The consortium had submitted a list of 38 complaints to the Regional Development Ministry, according to a statement on Monday by Rosen Plevneliev, the responsible Minister.
Plevneliev commented that he believed the consortium had made a good case in their submission. They had claimed that the delay in construction - the project is one year behind schedule - had been caused by a combination of external factors.
These had included protracted real estate expropriation procedures, delays in issuing building permits, problems with geological surveys, and failure to re-route existing gas pipes.
The Minister explained that each grievance was being separately discussed. He also stated that the two sides were quite far apart at present.
"Their claims are very different from what we are ready to satisfy," he noted, adding that he had set an ultimatum, to have an agreement signed by Wednesday.
Plevneliev said that there was a general feeling that the total cost of the complete project should cost no more than EUR 160 M. "Mapa-Cengiz" had won the tender at an initial projected cost of EUR 137 M.

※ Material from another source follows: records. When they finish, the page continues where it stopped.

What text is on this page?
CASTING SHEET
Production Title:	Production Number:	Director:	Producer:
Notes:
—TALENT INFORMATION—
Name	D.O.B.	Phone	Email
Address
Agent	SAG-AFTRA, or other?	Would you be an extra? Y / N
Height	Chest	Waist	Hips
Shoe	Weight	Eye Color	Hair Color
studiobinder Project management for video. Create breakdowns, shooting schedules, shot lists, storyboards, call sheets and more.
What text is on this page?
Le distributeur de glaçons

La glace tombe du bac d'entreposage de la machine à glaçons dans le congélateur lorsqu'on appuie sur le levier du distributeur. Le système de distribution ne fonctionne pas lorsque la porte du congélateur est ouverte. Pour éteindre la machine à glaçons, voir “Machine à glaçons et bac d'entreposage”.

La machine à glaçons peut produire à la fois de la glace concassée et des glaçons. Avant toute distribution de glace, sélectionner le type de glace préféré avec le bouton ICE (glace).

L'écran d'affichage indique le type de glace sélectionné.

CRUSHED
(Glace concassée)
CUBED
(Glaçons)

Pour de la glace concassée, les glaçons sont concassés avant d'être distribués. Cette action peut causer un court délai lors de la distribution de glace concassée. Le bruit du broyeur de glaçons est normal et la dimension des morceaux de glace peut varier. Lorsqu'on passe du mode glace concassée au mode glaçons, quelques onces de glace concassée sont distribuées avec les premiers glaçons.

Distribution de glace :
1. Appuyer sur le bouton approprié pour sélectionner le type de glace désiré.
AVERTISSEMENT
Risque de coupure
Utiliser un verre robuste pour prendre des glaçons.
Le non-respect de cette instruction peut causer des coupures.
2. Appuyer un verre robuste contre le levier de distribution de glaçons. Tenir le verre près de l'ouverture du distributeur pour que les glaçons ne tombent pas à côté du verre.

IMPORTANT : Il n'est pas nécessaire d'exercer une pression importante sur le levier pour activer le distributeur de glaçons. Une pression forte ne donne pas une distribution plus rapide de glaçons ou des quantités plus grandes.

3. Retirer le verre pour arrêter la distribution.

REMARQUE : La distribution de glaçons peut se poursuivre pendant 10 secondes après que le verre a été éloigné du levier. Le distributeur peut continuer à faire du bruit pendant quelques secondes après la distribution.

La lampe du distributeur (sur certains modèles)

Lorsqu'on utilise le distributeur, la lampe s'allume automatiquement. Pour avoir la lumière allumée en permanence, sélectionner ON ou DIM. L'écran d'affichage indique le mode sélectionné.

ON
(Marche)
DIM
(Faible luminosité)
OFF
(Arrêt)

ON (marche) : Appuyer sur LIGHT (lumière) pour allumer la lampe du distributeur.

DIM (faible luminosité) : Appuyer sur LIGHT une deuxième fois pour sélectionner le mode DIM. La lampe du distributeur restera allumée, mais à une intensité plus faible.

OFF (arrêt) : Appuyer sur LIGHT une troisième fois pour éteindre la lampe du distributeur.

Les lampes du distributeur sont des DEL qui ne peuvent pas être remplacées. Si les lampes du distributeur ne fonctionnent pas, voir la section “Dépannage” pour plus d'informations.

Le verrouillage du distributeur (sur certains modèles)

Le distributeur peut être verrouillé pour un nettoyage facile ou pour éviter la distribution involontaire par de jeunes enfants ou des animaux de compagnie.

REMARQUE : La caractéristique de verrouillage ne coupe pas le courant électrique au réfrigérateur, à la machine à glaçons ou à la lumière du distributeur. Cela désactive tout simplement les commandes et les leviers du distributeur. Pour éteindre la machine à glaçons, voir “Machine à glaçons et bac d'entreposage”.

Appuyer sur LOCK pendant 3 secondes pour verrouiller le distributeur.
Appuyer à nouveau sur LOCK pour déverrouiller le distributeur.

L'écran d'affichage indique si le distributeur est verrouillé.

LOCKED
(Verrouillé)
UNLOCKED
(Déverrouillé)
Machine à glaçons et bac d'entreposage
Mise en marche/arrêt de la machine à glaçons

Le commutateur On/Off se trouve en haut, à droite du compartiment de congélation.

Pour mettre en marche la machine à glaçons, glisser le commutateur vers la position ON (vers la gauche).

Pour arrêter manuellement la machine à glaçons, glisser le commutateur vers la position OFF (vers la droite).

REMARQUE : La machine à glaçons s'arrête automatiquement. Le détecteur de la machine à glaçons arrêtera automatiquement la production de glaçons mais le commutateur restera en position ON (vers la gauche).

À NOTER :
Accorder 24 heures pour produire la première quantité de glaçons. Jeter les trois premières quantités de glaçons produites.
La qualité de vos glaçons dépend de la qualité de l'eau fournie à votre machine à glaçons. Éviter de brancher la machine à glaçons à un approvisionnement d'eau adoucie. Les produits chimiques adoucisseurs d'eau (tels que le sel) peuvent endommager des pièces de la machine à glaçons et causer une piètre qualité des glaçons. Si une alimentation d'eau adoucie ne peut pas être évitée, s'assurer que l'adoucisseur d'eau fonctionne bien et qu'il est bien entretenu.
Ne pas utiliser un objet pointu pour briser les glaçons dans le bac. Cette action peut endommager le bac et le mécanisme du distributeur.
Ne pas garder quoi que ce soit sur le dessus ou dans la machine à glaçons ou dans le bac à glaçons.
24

The Turkish consortium has reached agreement on another problem that had long been affecting the highway project - complaints about the lower wages they paid their Bulgarian workers compared with the Turkish workforce.
Following a direct intervention by Totyu Mladenov, Minister of Labor and Social Policy, the company management and the Confederation of Independent Trades Unions in Bulgaria (CITUB) have agreed a number of conditions.
The company is to increase the salaries of Bulgarian workers, bringing them into line with the pay their Turkish co-workers already receive. The lowest level is increased from BGN 310 to BGN 380, with higher-skilled workers and specialists receiving between BGN 685 to BGN 800 per month. The overall rate of pay increase to the Bulgarian workforce is of the order of 20%.
There is to be a revision of the labor profile. Currently, there are some 350 Turkish employees, and a similar number of Bulgarians. The company has agreed to reduce the Turkish contingent to 200, and to increase the Bulgarian workforce to approximately 1 300.
Workers will be recruited through labor agencies, and from the unemployed. The rearrangement is to be in place by March 31, Labor Minister Mladenov has decreed, adding that he will carry out a compliance check on that date. If the company has not fully complied by the stated deadline, the Minister has threatened to rescind its permit to employ workers from outside the European Union.
The Lyulin Highway project must be completed by the end of 2010. Otherwise, the Bulgarian government will have to return the European funding allocated as part of the contract.